Unlike most Western mining barons, Clark was fastidious, always neatly dressed and refined. He appeared to be mild-mannered, reserved and ingratiating, and prided himself on his sophistication, his appreciation of fine wines and his excellent art collection. Physically diminutive in size, he was also vain and liked flattery. Although he was acknowledged to be an astute businessman, he was generally considered to be vindictive, jealous, arrogant, obsessive, uncompromising and ruthless, with a reputation for treachery and selfishness — a man who considered any means justified to achieve success in business or politics.
Marcus Daly (1841-1900) shared only two characteristics with Clark: his Irish heritage and his vision and belief in the potential of Butte. Born of poor and illiterate parents in Ireland, he immigrated to New York at the age of 15, worked on the docks until he could arrange passage to Panama, and then made his way to California. He proceeded to learn mining the hard way in the Grass Valley gold mines and the Comstock silver mines, where he stood out for his natural talent as a foreman and his ability to follow and find ore. Daly was described as short and ruddy, affable and gregarious, profane, generous, modest and courageous — a born leader with simple habits and a large circle of friends, a man who inspired loyalty.
Daly first met George Hearst either at the Comstock camp or at Mineral Hill, Nevada, a mine that was controlled by Hearst and his partners in the Hearst Syndicate, James Haggin and Lloyd Tevis (see CIM Magazine, Vol. 3, No. 5, August 2008, p. 71). From there, he moved to Utah to manage a mine for the Walker Brothers, based in Salt Lake City, until he was sent to Butte in 1876 to find them a silver project. Daly had earned a reputation as a shrewd judge of mineral potential at a time when practical miners with a nose for ore like Hearst and Daly were held in higher esteem than graduates of the new mining schools in the United States or Europe. Daly proceeded to acquire the Alice mine, a small silver producer, and managed it for the Walkers in return for a small interest.

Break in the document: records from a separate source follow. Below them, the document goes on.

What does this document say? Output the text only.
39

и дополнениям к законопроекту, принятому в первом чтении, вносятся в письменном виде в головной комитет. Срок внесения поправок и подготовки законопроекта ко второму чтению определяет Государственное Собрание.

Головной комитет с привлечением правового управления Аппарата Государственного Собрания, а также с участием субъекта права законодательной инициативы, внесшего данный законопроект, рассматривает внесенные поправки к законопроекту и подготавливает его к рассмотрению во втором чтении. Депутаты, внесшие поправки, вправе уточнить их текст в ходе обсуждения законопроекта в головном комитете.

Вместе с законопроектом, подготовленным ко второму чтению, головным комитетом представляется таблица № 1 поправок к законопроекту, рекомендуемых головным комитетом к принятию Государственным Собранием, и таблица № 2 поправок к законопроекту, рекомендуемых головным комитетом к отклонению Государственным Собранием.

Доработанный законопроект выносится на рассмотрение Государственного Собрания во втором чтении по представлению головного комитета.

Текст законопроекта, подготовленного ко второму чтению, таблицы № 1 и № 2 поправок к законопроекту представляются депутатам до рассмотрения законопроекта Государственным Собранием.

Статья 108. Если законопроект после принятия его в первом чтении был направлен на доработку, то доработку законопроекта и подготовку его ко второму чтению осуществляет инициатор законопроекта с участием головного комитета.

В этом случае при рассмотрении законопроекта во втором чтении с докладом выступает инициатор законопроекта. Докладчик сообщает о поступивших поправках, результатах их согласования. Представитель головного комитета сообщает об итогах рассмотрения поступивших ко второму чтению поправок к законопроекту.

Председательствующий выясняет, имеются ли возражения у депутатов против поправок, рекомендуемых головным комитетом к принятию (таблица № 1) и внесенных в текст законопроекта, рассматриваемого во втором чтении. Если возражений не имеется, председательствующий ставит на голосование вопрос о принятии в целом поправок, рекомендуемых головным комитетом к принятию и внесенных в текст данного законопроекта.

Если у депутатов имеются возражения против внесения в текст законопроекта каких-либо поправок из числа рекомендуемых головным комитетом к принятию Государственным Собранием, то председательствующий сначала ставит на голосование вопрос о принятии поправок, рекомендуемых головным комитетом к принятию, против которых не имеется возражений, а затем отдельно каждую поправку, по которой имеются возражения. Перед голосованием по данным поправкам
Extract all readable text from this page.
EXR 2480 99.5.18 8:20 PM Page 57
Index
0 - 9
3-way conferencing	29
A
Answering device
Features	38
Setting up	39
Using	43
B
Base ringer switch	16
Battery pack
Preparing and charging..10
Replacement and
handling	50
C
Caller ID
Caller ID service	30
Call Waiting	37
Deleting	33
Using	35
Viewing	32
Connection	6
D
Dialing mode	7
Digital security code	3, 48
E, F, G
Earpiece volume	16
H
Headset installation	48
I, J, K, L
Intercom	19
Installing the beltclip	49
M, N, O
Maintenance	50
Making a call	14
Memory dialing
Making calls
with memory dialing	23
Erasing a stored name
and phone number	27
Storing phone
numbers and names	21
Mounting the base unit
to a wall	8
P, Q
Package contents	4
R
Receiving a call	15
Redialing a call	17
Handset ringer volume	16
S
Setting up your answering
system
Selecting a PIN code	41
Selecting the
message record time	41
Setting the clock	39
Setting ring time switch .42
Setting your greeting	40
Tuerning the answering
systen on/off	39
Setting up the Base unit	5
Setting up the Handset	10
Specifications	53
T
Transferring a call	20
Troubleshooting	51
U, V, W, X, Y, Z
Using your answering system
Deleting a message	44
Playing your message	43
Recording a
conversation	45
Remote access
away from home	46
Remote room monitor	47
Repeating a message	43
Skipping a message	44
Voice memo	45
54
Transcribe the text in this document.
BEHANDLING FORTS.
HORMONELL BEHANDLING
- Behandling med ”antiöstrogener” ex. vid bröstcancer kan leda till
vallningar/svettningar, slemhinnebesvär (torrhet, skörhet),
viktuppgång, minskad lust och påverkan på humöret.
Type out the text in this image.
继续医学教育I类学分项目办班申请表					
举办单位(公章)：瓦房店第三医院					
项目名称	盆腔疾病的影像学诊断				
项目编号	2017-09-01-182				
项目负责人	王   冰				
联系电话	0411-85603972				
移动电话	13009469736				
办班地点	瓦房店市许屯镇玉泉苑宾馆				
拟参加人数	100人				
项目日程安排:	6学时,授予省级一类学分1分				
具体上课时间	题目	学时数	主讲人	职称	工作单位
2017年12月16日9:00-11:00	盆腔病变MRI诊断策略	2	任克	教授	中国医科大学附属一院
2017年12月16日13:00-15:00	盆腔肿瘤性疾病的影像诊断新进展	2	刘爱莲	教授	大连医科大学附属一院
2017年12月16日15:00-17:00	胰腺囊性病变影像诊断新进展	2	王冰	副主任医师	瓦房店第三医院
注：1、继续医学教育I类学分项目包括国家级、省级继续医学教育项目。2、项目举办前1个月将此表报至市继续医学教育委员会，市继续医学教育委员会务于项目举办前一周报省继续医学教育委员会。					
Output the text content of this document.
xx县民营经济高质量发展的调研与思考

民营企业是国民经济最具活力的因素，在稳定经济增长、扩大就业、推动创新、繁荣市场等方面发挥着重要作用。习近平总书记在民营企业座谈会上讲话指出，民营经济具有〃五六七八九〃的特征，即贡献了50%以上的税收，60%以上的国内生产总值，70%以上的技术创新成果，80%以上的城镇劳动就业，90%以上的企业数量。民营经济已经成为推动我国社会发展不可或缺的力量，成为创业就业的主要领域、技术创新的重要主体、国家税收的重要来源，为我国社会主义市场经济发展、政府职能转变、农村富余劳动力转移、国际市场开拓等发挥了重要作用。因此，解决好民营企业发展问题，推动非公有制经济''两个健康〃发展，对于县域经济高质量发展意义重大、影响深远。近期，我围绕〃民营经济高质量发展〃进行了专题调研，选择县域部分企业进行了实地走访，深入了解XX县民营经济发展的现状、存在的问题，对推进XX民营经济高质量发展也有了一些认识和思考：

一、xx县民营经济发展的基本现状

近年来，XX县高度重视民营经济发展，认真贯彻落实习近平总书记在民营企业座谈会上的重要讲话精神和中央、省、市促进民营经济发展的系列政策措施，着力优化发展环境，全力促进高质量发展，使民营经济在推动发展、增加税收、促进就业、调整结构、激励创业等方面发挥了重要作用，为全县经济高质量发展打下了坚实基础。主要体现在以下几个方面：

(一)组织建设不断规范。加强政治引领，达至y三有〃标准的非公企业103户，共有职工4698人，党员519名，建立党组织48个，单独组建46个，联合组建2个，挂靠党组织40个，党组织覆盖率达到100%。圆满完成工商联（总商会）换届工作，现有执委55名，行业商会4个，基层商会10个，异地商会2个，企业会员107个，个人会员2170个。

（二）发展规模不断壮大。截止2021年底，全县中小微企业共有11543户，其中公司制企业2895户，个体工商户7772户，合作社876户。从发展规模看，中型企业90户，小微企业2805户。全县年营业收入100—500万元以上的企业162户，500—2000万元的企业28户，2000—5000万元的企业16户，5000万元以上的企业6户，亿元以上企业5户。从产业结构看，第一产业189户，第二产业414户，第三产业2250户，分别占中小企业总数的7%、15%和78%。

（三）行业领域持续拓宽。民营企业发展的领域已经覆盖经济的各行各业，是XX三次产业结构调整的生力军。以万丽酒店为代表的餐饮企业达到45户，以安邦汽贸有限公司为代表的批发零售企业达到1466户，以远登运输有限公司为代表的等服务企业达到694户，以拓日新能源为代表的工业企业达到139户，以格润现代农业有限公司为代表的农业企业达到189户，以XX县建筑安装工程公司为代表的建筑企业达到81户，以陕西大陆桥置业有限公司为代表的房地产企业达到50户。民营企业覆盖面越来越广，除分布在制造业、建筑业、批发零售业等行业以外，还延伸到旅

After examining the neighbouring prospect, Daly became convinced that Butte held great copper potential so he sold his interest in the Alice for $30,000 in 1881 and used it to acquire the Anaconda claim from the owners, Charles Larabie and Michael Hickey. A Civil War veteran, Hickey had staked it and named it after a Horace Greeley editorial in the New York Tribune that described how the Union army would encircle the Confederate forces ‘like a giant anaconda.’ He had staked his claim on a wide frost-shattered structure in 1875 or 1876 after earlier miners looking for gold and silver had abandoned their claims.
The year of the purchase, 1881, was an important milestone for Butte because it marked the arrival of the Union Pacific Railway from Omaha, Nebraska. After 1884, another shorter connection became available to the Pacific Coast via the Northern Pacific Railway. Daly invited the Walkers to participate when he realized that he couldn’t afford to sink a shaft and develop the Anaconda by himself. When they declined, he turned to the Hearst Syndicate, which was fresh from its success at the Homestake mine in South Dakota. Hearst had held Daly in very high regard ever since he had acted on a Daly tip and purchased the Ontario gold and silver mine in Utah for $30,000 on behalf the syndicate. Between 1872 and 1883, the Ontario mine had yielded a profit of $17 million.